In phase two, the production area will go live. This is the part of the process in which onions are processed into packaged batches for delivery to customers. In phase three, electronic workflows will be rolled out to enable the efficient forwarding of onion and onion products. From that moment on, Waterman Onions will have a complete overview of all processes. Its teams will be able to make more informed decisions thanks to a real-time view of operations. All the tasks they need to manage will be visible on the rugged, reliable and powerful mobile devices.

The warehouse team is delighted with their new devices reporting that they’re highly intuitive, robust and reliable. The scanner, with its powerful and accurate scan engine, can read barcodes which are faint, scratched, or otherwise compromised to avoid the problems caused by failed reads. And, with its extended range, drivers can remain in their cab when scanning codes saving valuable seconds. The ZT411 printer is highly robust and the print quality, complemented by the adherence of the Zebra labels, ensures that tracking labels are clear and remain fixed to cages and crates as they journey through the warehouse.

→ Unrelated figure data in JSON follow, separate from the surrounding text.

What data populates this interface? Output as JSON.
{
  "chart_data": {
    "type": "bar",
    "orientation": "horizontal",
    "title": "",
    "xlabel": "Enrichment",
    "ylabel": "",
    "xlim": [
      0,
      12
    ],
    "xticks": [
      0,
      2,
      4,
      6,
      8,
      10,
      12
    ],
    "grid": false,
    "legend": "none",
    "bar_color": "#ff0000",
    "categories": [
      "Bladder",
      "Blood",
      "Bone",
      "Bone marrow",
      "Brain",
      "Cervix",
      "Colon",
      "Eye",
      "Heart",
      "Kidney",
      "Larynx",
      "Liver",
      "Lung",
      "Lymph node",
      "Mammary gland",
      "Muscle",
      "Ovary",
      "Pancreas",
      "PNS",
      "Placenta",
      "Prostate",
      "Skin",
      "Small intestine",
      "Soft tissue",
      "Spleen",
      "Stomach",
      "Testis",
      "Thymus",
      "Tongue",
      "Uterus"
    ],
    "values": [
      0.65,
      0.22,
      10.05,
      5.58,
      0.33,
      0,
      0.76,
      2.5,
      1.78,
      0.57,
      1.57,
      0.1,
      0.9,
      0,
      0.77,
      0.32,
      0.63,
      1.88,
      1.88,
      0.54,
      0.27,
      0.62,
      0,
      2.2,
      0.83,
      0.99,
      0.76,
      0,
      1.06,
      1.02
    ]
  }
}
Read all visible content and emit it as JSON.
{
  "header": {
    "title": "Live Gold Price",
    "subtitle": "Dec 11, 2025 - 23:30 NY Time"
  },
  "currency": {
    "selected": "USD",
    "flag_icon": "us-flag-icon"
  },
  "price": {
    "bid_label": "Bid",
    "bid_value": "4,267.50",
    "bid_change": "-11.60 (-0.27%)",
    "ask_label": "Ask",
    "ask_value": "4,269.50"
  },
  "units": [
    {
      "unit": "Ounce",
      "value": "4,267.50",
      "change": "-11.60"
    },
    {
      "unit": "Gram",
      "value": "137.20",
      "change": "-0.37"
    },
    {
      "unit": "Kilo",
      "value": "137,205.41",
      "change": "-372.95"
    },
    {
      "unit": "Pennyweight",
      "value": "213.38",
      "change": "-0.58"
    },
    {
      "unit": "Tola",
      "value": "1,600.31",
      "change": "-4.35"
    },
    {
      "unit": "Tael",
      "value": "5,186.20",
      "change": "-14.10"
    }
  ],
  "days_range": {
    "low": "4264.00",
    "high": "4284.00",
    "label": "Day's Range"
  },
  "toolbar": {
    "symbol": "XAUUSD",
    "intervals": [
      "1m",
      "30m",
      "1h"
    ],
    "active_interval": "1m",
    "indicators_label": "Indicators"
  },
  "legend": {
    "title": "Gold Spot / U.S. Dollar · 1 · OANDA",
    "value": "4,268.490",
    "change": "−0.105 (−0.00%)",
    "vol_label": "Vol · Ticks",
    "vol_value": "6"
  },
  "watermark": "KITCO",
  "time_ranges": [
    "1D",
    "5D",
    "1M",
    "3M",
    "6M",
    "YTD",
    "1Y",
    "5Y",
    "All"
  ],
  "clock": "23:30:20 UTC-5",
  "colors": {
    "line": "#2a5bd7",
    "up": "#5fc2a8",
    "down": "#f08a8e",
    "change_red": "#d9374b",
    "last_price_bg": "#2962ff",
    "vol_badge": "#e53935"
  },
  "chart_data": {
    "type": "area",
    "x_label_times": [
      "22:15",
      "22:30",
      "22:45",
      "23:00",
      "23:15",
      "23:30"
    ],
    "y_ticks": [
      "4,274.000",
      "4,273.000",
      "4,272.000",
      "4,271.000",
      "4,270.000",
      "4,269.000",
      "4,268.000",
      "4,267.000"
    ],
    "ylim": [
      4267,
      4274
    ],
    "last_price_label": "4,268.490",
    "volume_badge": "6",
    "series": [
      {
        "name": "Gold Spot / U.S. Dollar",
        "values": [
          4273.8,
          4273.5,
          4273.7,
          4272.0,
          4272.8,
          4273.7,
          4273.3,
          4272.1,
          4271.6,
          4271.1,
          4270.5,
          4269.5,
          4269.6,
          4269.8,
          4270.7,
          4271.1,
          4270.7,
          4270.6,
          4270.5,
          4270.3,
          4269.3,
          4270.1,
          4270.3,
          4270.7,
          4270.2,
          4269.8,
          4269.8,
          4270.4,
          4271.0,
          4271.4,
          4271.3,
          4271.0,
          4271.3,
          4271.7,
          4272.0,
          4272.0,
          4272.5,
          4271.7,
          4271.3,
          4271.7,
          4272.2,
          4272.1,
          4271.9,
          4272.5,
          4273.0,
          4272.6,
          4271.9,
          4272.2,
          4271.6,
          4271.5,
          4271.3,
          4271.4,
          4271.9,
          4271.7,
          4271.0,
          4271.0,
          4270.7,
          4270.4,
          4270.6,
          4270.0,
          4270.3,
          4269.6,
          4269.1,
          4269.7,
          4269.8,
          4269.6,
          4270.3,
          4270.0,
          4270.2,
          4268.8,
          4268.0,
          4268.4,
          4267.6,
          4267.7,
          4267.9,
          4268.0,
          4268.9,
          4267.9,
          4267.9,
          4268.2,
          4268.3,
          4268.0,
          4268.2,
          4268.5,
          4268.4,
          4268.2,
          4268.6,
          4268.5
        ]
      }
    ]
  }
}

Waterman Onions’ new technology platform will be in place over the long term. And thanks to LifeGuard for Android, and the fixed cost for service and support, it knows that its devices will always have the latest security patches and also, what they will cost to run with no hidden surprises.

The business is now collecting a huge amount of data that it never had before. And looking forward, Actemium will help Waterman Onions use its improved data picture to deploy machine learning and artificial intelligence to support proactive learning and ongoing operations improvements.